In purely business terms, the company has far greater problems than the 200-person site in the Chinese province. In Europe, the electric car conversion is not making any progress, and in China the former market leader is being left behind by increasing domestic competition in the electric car sector – the same competition that could soon make life more difficult for local manufacturers on the European market as well.

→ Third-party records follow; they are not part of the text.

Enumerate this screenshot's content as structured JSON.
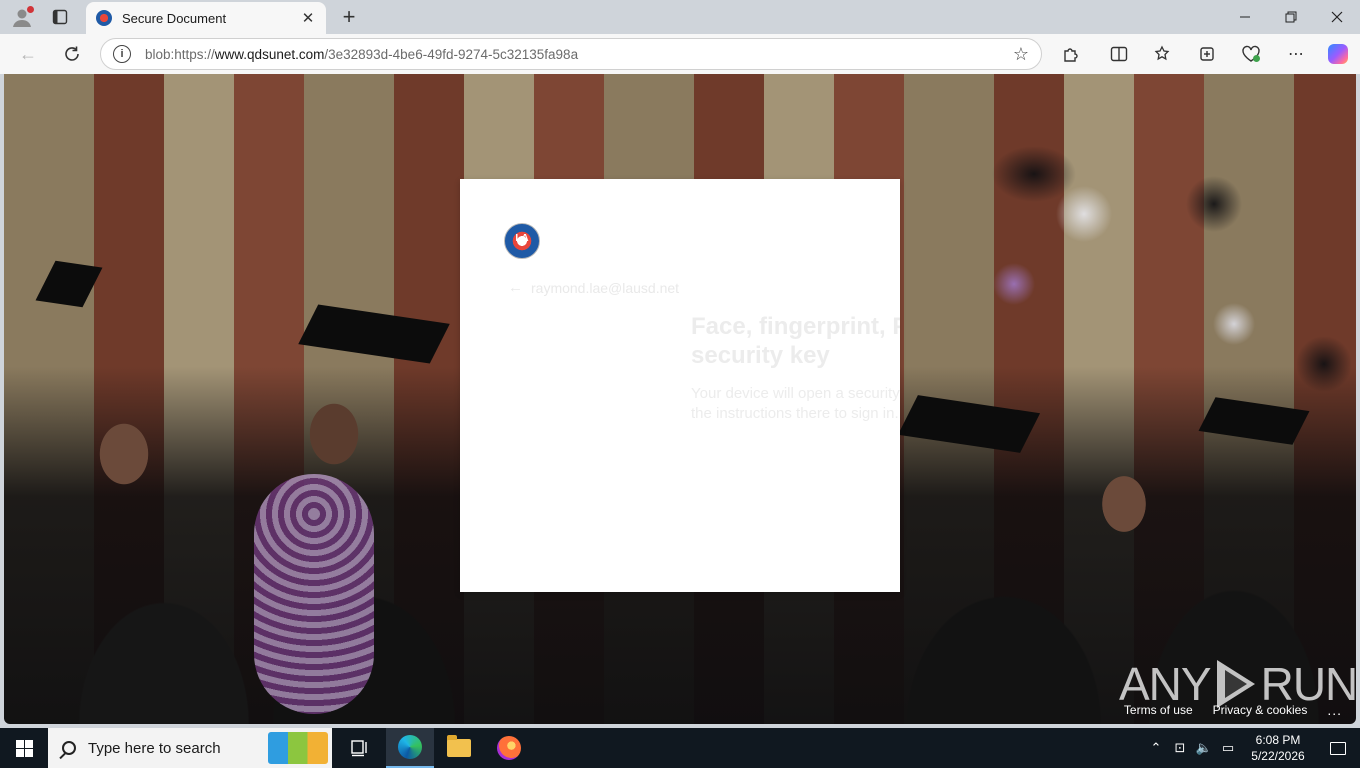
{
  "browser": {
    "tab": {
      "title": "Secure Document"
    },
    "address": {
      "prefix": "blob:https://",
      "host": "www.qdsunet.com",
      "path": "/3e32893d-4be6-49fd-9274-5c32135fa98a"
    }
  },
  "signin_card": {
    "logo_text": "LA",
    "account_email": "raymond.lae@lausd.net",
    "heading": "Face, fingerprint, PIN, or security key",
    "description": "Your device will open a security window. Follow the instructions there to sign in."
  },
  "footer": {
    "terms": "Terms of use",
    "privacy": "Privacy & cookies",
    "more": "..."
  },
  "watermark": {
    "left": "ANY",
    "right": "RUN"
  },
  "taskbar": {
    "search_placeholder": "Type here to search",
    "time": "6:08 PM",
    "date": "5/22/2026"
  },
  "colors": {
    "load_bar": "#f7894a",
    "taskbar": "#101820",
    "chrome": "#cfd4da"
  }
}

Tariffs and trade wars threaten to make the entire fragile system of global car companies expensive and difficult. Despite all its efforts, the German company is still lagging behind in terms of profitability, the luxury brand Audi has lost its shine, and the software division, which was built up with much fanfare, is already in need of restructuring. Blume praises himself for his clean-up work over the last year and a half, but this is not yet reflected in the sluggish share price.

Electric car for 20,000 euros from 2027

His message now is: It may be difficult, but things will soon get better. This year, the group is preparing more than two dozen new model launches, which costs a lot of money and effort, but promises more business. For example, the completely redesigned bestseller VW Golf, which is also celebrating its 50th anniversary this year, and the station wagon version of the electric ship ID.7, on which many hopes are resting.

The group’s general cost problem has been recognized and is already being resolved. Among other things, a major personnel reduction program is underway, which, according to management, has already been taken up by a sufficient number of managers and engineers willing to leave.

The effects of all his efforts will be clearly visible as early as 2025, and even more so in 2026, Blume promises. However, he also admits that there are risks. Above all, regulation, i.e. tariffs and further back and forth on electrification. If the current CO2 regulations in the EU remain in place, next year could bring another major burden. VW would either have to push electric vehicles onto the market on a large scale, foregoing profits. Or use so-called pooling and credits, as the technical terms are called, i.e. pay money to competitors who are more exemplary in terms of CO2 emissions, so that they offset their good values ​​against VW’s potentially bad ones in order to ultimately jointly stay below the limits.

In the past, the Germans have tended to rule out such trickery, but now, given the poor sales of electric cars, Blume is certainly considering it. Otherwise, VW could face high fines, which would be more expensive and would also be more damaging to its image.

After all, the company was able to announce this before the annual general meeting, it has paved the way for a small, affordable electric car that will be available from 20,000 euros from 2027. A model for 25,000 euros called ID.2 is already in the planning stages, and the new project, perhaps ID.1, will now probably be developed largely by Skoda in the Czech Republic and will probably also be built there or in Slovakia.

Such small cars, which are difficult to make money with, do not necessarily boost margins, but Blume believes they are important for brand loyalty. And to ward off Chinese competition, which will probably soon be pushing its way onto the European market with cheap, small and practical electric cars.